Monday June 24, Paris
Spent the morning interviewing some very mediocre candidates at the business institute. A lot of them try and use the word ‘paradox’ and look pointedly at you to see if you’ve registered. This discovery of theirs that every situation is ‘paradoxical’ seems to be the latest line in clip-on intelligence. Worst of all are the nineteen and twenty-year-old boys who dress ‘executive style,’ presumably because they think the panel will see them as potential executive material. These kids already look like the redundant fifty-year-old executives they may well, one day, become.
During a pause, I stare out of the window of the interview room. The last section of the front wall of a building is being snatched and toppled by the jaws of an excavator. Revealed behind is the semi-circular, metal-and-glass front of an atelier; probably one of the last workshops along this stretch of the Canal Saint-Martin, now given over to residential buildings and high-tech office blocks. High up, on a balcony on the other side of the canal, leaning on the rail smoking a cigarette, is a man or woman who is, to all appearances, the smoker I once was. I have stood on balconies and smoked, smoked through open windows, the white smoke of the cigarette drifting up to meet the white sky, silently cocooned in the ritual of burning the tobacco and the paper all the way down to the sad stub. The person I can see, who looks like I must have looked to another on a grey, summer afternoon in some European city, carries with him, or her, a different history, a completely alien reservoir of memories, different aches and pains, a different body smell, different reasons for being there at that moment, leaning on the rail, smoking a cigarette.

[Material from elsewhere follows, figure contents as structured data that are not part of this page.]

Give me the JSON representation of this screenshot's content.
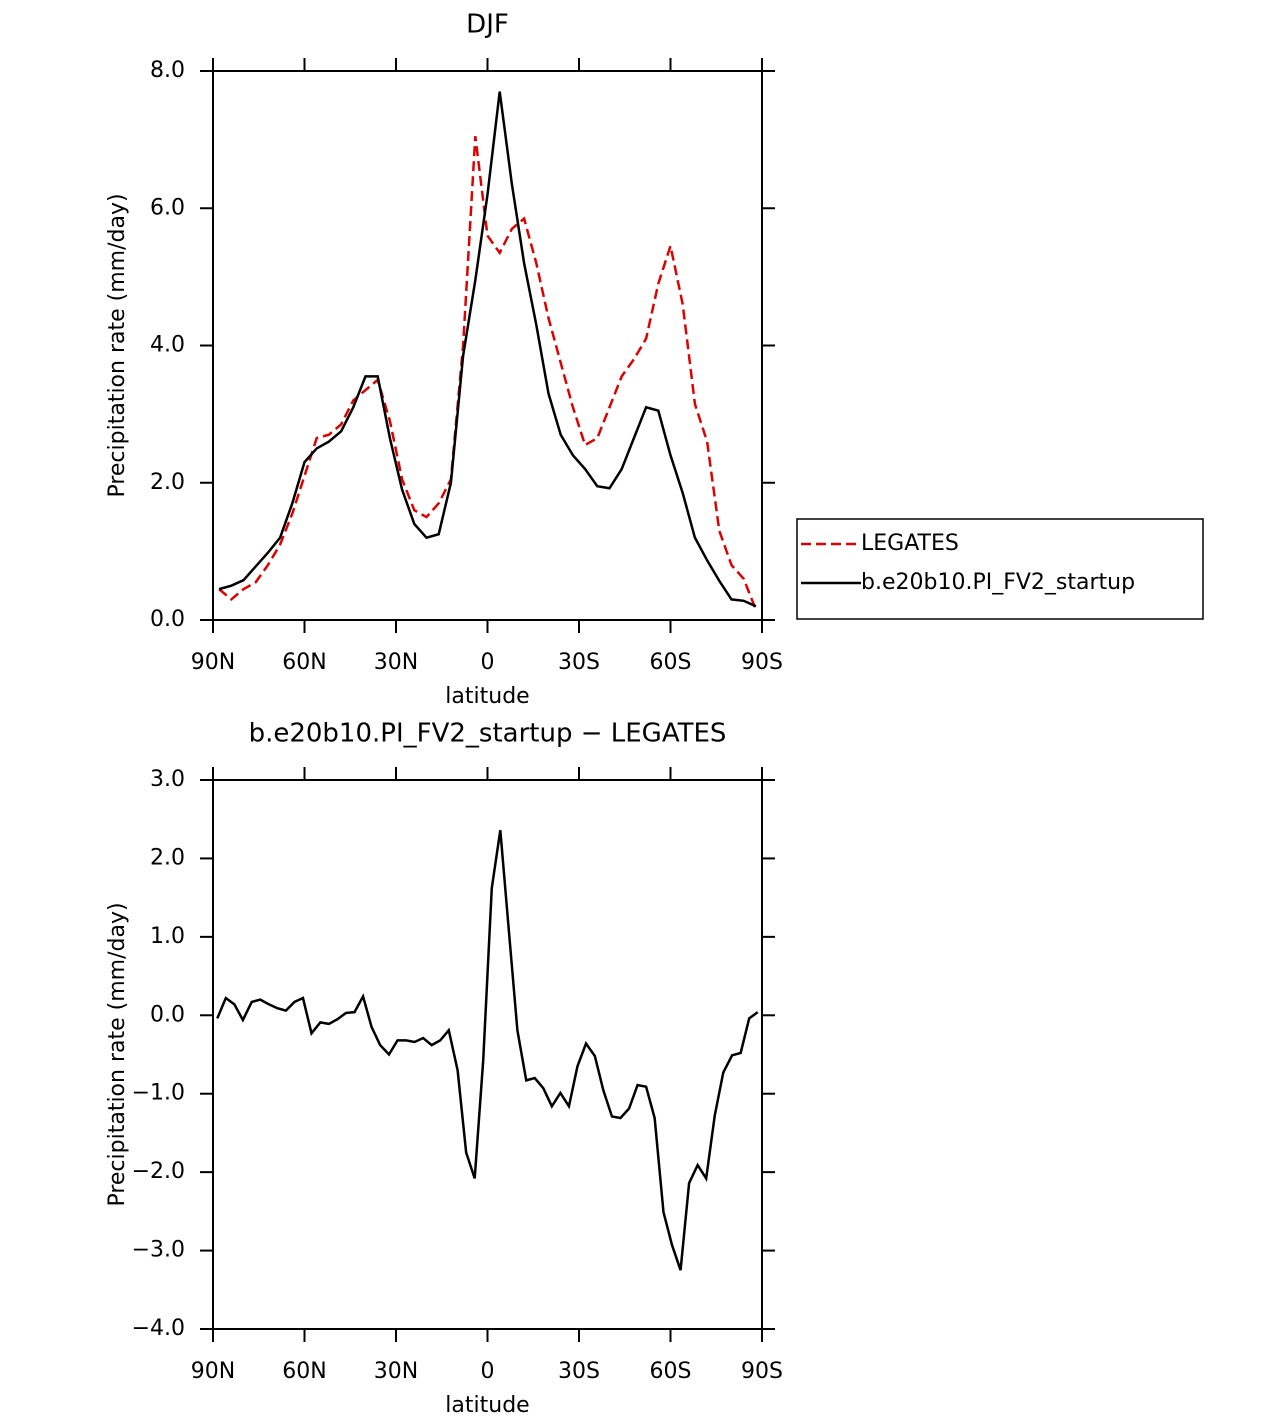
{
  "chart_data": [
    {
      "type": "line",
      "title": "DJF",
      "xlabel": "latitude",
      "ylabel": "Precipitation rate (mm/day)",
      "x": [
        88,
        84,
        80,
        76,
        72,
        68,
        64,
        60,
        56,
        52,
        48,
        44,
        40,
        36,
        32,
        28,
        24,
        20,
        16,
        12,
        8,
        4,
        0,
        -4,
        -8,
        -12,
        -16,
        -20,
        -24,
        -28,
        -32,
        -36,
        -40,
        -44,
        -48,
        -52,
        -56,
        -60,
        -64,
        -68,
        -72,
        -76,
        -80,
        -84,
        -88
      ],
      "series": [
        {
          "name": "LEGATES",
          "color": "#e00000",
          "line_style": "dashed",
          "values": [
            0.45,
            0.3,
            0.45,
            0.55,
            0.8,
            1.1,
            1.55,
            2.1,
            2.65,
            2.7,
            2.85,
            3.2,
            3.35,
            3.5,
            2.9,
            2.05,
            1.6,
            1.5,
            1.7,
            2.05,
            4.0,
            7.05,
            5.6,
            5.35,
            5.7,
            5.85,
            5.2,
            4.4,
            3.75,
            3.1,
            2.55,
            2.65,
            3.1,
            3.55,
            3.8,
            4.1,
            4.9,
            5.45,
            4.6,
            3.15,
            2.6,
            1.3,
            0.8,
            0.6,
            0.15
          ]
        },
        {
          "name": "b.e20b10.PI_FV2_startup",
          "color": "#000000",
          "line_style": "solid",
          "values": [
            0.45,
            0.5,
            0.58,
            0.78,
            0.98,
            1.2,
            1.7,
            2.3,
            2.5,
            2.6,
            2.75,
            3.1,
            3.55,
            3.55,
            2.65,
            1.9,
            1.4,
            1.2,
            1.25,
            2.0,
            3.85,
            4.95,
            6.2,
            7.7,
            6.35,
            5.2,
            4.3,
            3.3,
            2.7,
            2.4,
            2.2,
            1.95,
            1.92,
            2.2,
            2.65,
            3.1,
            3.05,
            2.4,
            1.85,
            1.2,
            0.87,
            0.57,
            0.3,
            0.28,
            0.2
          ]
        }
      ],
      "xlim": [
        90,
        -90
      ],
      "xticks": [
        {
          "value": 90,
          "label": "90N"
        },
        {
          "value": 60,
          "label": "60N"
        },
        {
          "value": 30,
          "label": "30N"
        },
        0,
        {
          "value": -30,
          "label": "30S"
        },
        {
          "value": -60,
          "label": "60S"
        },
        {
          "value": -90,
          "label": "90S"
        }
      ],
      "ylim": [
        0,
        8
      ],
      "yticks": [
        {
          "value": 0,
          "label": "0.0"
        },
        {
          "value": 2,
          "label": "2.0"
        },
        {
          "value": 4,
          "label": "4.0"
        },
        {
          "value": 6,
          "label": "6.0"
        },
        {
          "value": 8,
          "label": "8.0"
        }
      ],
      "legend": "outside-right"
    },
    {
      "type": "line",
      "title": "b.e20b10.PI_FV2_startup − LEGATES",
      "xlabel": "latitude",
      "ylabel": "Precipitation rate (mm/day)",
      "x": [
        88.6,
        85.8,
        83.0,
        80.2,
        77.3,
        74.5,
        71.7,
        68.9,
        66.1,
        63.3,
        60.5,
        57.7,
        54.8,
        52.0,
        49.2,
        46.4,
        43.6,
        40.8,
        38.0,
        35.2,
        32.3,
        29.5,
        26.7,
        23.9,
        21.1,
        18.3,
        15.5,
        12.7,
        9.8,
        7.0,
        4.2,
        1.4,
        -1.4,
        -4.2,
        -7.0,
        -9.8,
        -12.7,
        -15.5,
        -18.3,
        -21.1,
        -23.9,
        -26.7,
        -29.5,
        -32.3,
        -35.2,
        -38.0,
        -40.8,
        -43.6,
        -46.4,
        -49.2,
        -52.0,
        -54.8,
        -57.7,
        -60.5,
        -63.3,
        -66.1,
        -68.9,
        -71.7,
        -74.5,
        -77.3,
        -80.2,
        -83.0,
        -85.8,
        -88.6
      ],
      "series": [
        {
          "color": "#000000",
          "line_style": "solid",
          "values": [
            -0.04,
            0.22,
            0.14,
            -0.06,
            0.17,
            0.2,
            0.14,
            0.09,
            0.06,
            0.17,
            0.22,
            -0.23,
            -0.09,
            -0.11,
            -0.05,
            0.03,
            0.04,
            0.24,
            -0.15,
            -0.38,
            -0.5,
            -0.32,
            -0.32,
            -0.34,
            -0.29,
            -0.38,
            -0.32,
            -0.19,
            -0.7,
            -1.75,
            -2.08,
            -0.57,
            1.62,
            2.36,
            1.08,
            -0.19,
            -0.83,
            -0.8,
            -0.93,
            -1.16,
            -0.99,
            -1.16,
            -0.65,
            -0.36,
            -0.52,
            -0.96,
            -1.29,
            -1.31,
            -1.19,
            -0.89,
            -0.91,
            -1.31,
            -2.51,
            -2.93,
            -3.25,
            -2.14,
            -1.91,
            -2.08,
            -1.28,
            -0.73,
            -0.51,
            -0.48,
            -0.04,
            0.04
          ]
        }
      ],
      "xlim": [
        90,
        -90
      ],
      "xticks": [
        {
          "value": 90,
          "label": "90N"
        },
        {
          "value": 60,
          "label": "60N"
        },
        {
          "value": 30,
          "label": "30N"
        },
        0,
        {
          "value": -30,
          "label": "30S"
        },
        {
          "value": -60,
          "label": "60S"
        },
        {
          "value": -90,
          "label": "90S"
        }
      ],
      "ylim": [
        -4,
        3
      ],
      "yticks": [
        {
          "value": -4,
          "label": "−4.0"
        },
        {
          "value": -3,
          "label": "−3.0"
        },
        {
          "value": -2,
          "label": "−2.0"
        },
        {
          "value": -1,
          "label": "−1.0"
        },
        {
          "value": 0,
          "label": "0.0"
        },
        {
          "value": 1,
          "label": "1.0"
        },
        {
          "value": 2,
          "label": "2.0"
        },
        {
          "value": 3,
          "label": "3.0"
        }
      ]
    }
  ]
}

Came home and had a beer in front of the TV. I’m not good for much in the evening after a day interviewing. It’s now warm enough to have the door to the balcony open, but the sky is still white or grey and it rains often. Jeremy Irons is on, smoking nervously before being introduced by Antoine de Caunes. In his usual provocative manner, he does this in English with a heavy Inspector Clouseau accent, manically showering the studio audience with slices of bacon, teabags, Agatha Christie paperbacks, and French letters, scornfully reminding them that the French call them capotes anglaises. Irons looks more than a little puzzled by all this.
There followed a programme on the future of TV and about the devices we will have to explore virtual reality. The generation brought up on TV and computers, it was said, will be perfectly adapted to the audio-visual environment now in preparation. This world of clip on visors and artificial extension of the senses frightens me, just as TV itself frightened an earlier generation. It ‘frightens’ me, not so much because it looks inhuman but because I see myself becoming a relic from an old world – one based on direct experience and books. I see any future I might have as a writer vanish because there will be no books. I ought to be walking around with a video camera and recording my journal on video disc instead of writing all these words that no-one will have the patience to read. Always this fear that I will live to see the book disappear. But if I am honest, I still have confidence in the superiority of the word over the image.